My instinct is for the latter, though again by the way no-one else has mentioned it—even the paper authors—I get the uncomfortable feeling I’m misunderstanding something. That said, being able to write that quote a few days ago and since have no-one pull me up on it has increased my confidence that it’s a viable interpretation.
They do discuss this a little bit in that scaling paper, in Appendix D.6. (edit: actually Appendix D.5)
At least in their experimental setup, they find that the first 8 tokens are predicted better by a model with only 8 tokens its its window than one with 1024 tokens, if the two have equally many parameters. And that later tokens are harder to predict, and hence require more parameters if you want to reach some given loss threshold.
I’ll have to think more about this and what it might mean for their other scaling laws… at the very least, it’s an effect which their analysis treats as approximately zero, and math/physics models with such approximations often break down in a subset of cases.
While you’re here and chatting about D.5 (assume you meant 5), another tiny thing that confuses me—Figure 21. Am I right in reading the bottom two lines as ‘seeing 255 tokens and predicting the 256th is exactly as difficult as seeing 1023 tokens and predicting the 1024th’?
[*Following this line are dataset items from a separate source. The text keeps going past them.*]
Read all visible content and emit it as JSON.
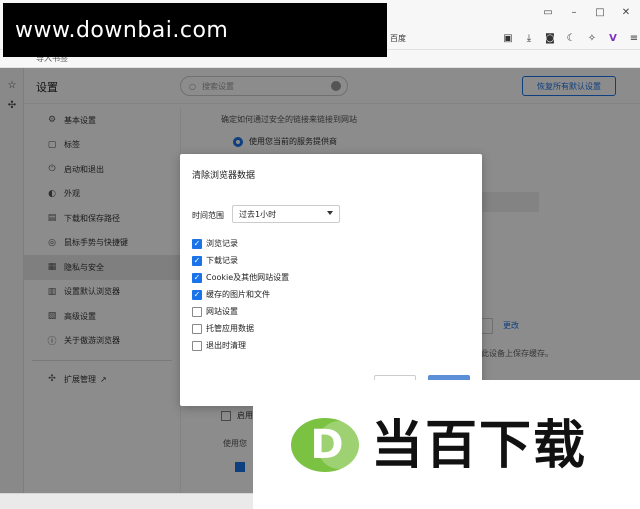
{
  "browser": {
    "address_text": "百度",
    "bookmark_label": "导入书签"
  },
  "settings": {
    "title": "设置",
    "search_placeholder": "搜索设置",
    "reset_button": "恢复所有默认设置",
    "nav": [
      {
        "label": "基本设置",
        "icon": "gear-icon"
      },
      {
        "label": "标签",
        "icon": "tab-icon"
      },
      {
        "label": "启动和退出",
        "icon": "power-icon"
      },
      {
        "label": "外观",
        "icon": "palette-icon"
      },
      {
        "label": "下载和保存路径",
        "icon": "folder-icon"
      },
      {
        "label": "鼠标手势与快捷键",
        "icon": "mouse-icon"
      },
      {
        "label": "隐私与安全",
        "icon": "lock-icon"
      },
      {
        "label": "设置默认浏览器",
        "icon": "browser-icon"
      },
      {
        "label": "高级设置",
        "icon": "advanced-icon"
      },
      {
        "label": "关于傲游浏览器",
        "icon": "info-icon"
      }
    ],
    "extensions_label": "扩展管理",
    "content": {
      "line1": "确定如何通过安全的链接来链接到网站",
      "radio_label": "使用您当前的服务提供商",
      "change_link": "更改",
      "cache_text": "此设备上保存缓存。",
      "app_label": "启用",
      "row5": "使用您"
    }
  },
  "dialog": {
    "title": "清除浏览器数据",
    "time_range_label": "时间范围",
    "time_range_value": "过去1小时",
    "options": [
      {
        "label": "浏览记录",
        "checked": true
      },
      {
        "label": "下载记录",
        "checked": true
      },
      {
        "label": "Cookie及其他网站设置",
        "checked": true
      },
      {
        "label": "缓存的图片和文件",
        "checked": true
      },
      {
        "label": "网站设置",
        "checked": false
      },
      {
        "label": "托管应用数据",
        "checked": false
      },
      {
        "label": "退出时清理",
        "checked": false
      }
    ]
  },
  "watermark": {
    "top_url": "www.downbai.com",
    "logo_letter": "D",
    "brand_text": "当百下载"
  },
  "colors": {
    "accent": "#1a73e8",
    "logo_green": "#7cc242"
  }
}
e: Another look and I realise Fig 20 shows things much more clearly—never mind, things continue to get easier with token index.
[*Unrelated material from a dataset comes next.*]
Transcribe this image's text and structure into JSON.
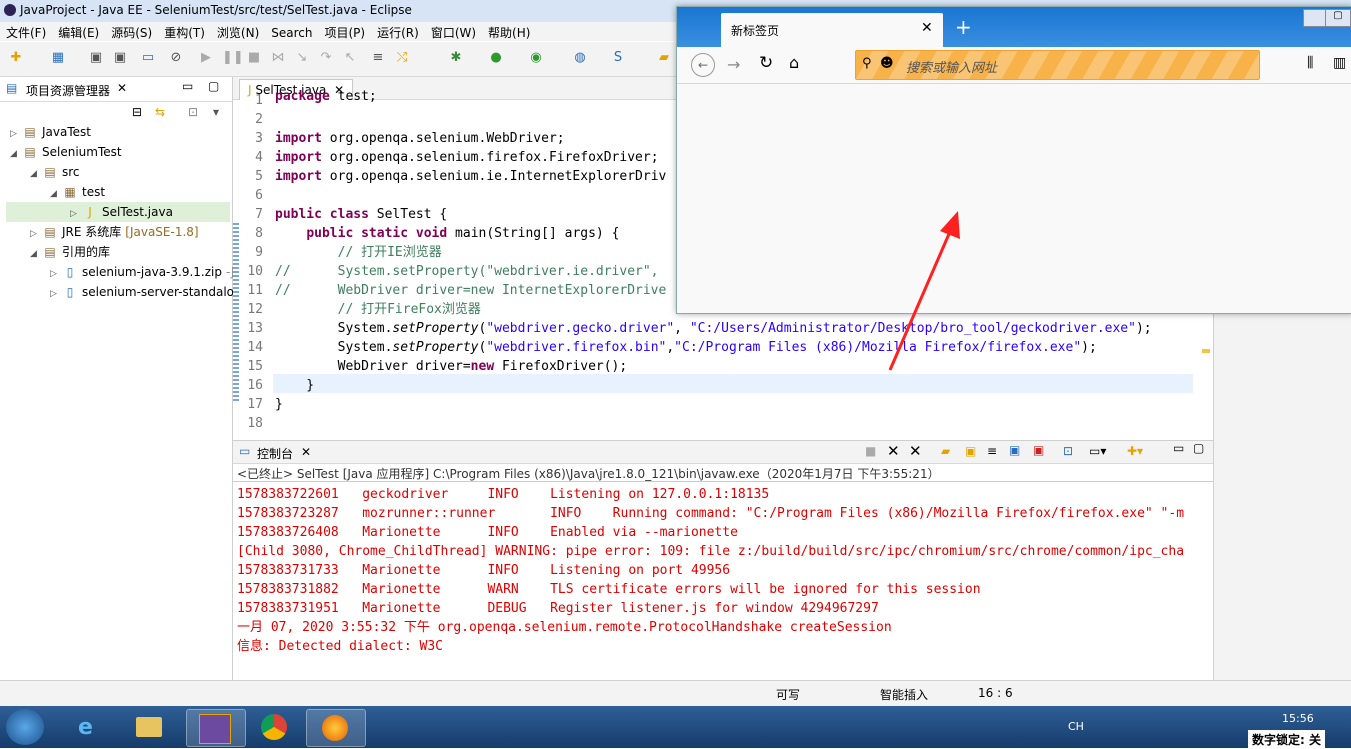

The likelihood loss intersection point is very vague, as they point out, as it only weakly suggests, for that specific architecture/training method/dataset, a crossover to a slower-scaling curve requiring increasing data more anywhere between 10^4 and 10^6 or so. As GPT-3 hits 10^3 and is still dead on the scaling curve, it seems that any crossover will happen much higher than lower. (I suspect part of what’s going on there is the doubled context window: as Nostalgebraist notes, their experiments with 1024 ctx strongly suggests that the more context window you have, the more you can learn profitably, so doubling to 2048 ctx probably pushed off the crossover quite a bit. Obviously, they have a long way to go there.) So the crossover itself, much less negative profitability of scaling, may be outside the current 100-1000x being mooted. (I’d also note that I don’t see why they are so baffled at the suggestion that a model could overfit in a single epoch. Have they looked at the Internet lately? It is not remotely a clean, stationary, minimal, or i.i.d. dataset, even after cleaning & deduplication.)
I also think that given everything we’ve learned about prompt programming and the large increases in benchmarks like arithmetic or WiC, making arguments from pseudo-lack-of-scaling in the paper’s benchmarks is somewhere between foolish and misleading, at least until we have an equivalent set of finetuning benchmarks which should cut through the problem of good prompting (however bad the default prompt is, biasing performance downwards, some finetuning should quickly fix that regardless of meta-learning) and show what GPT-3 can really do.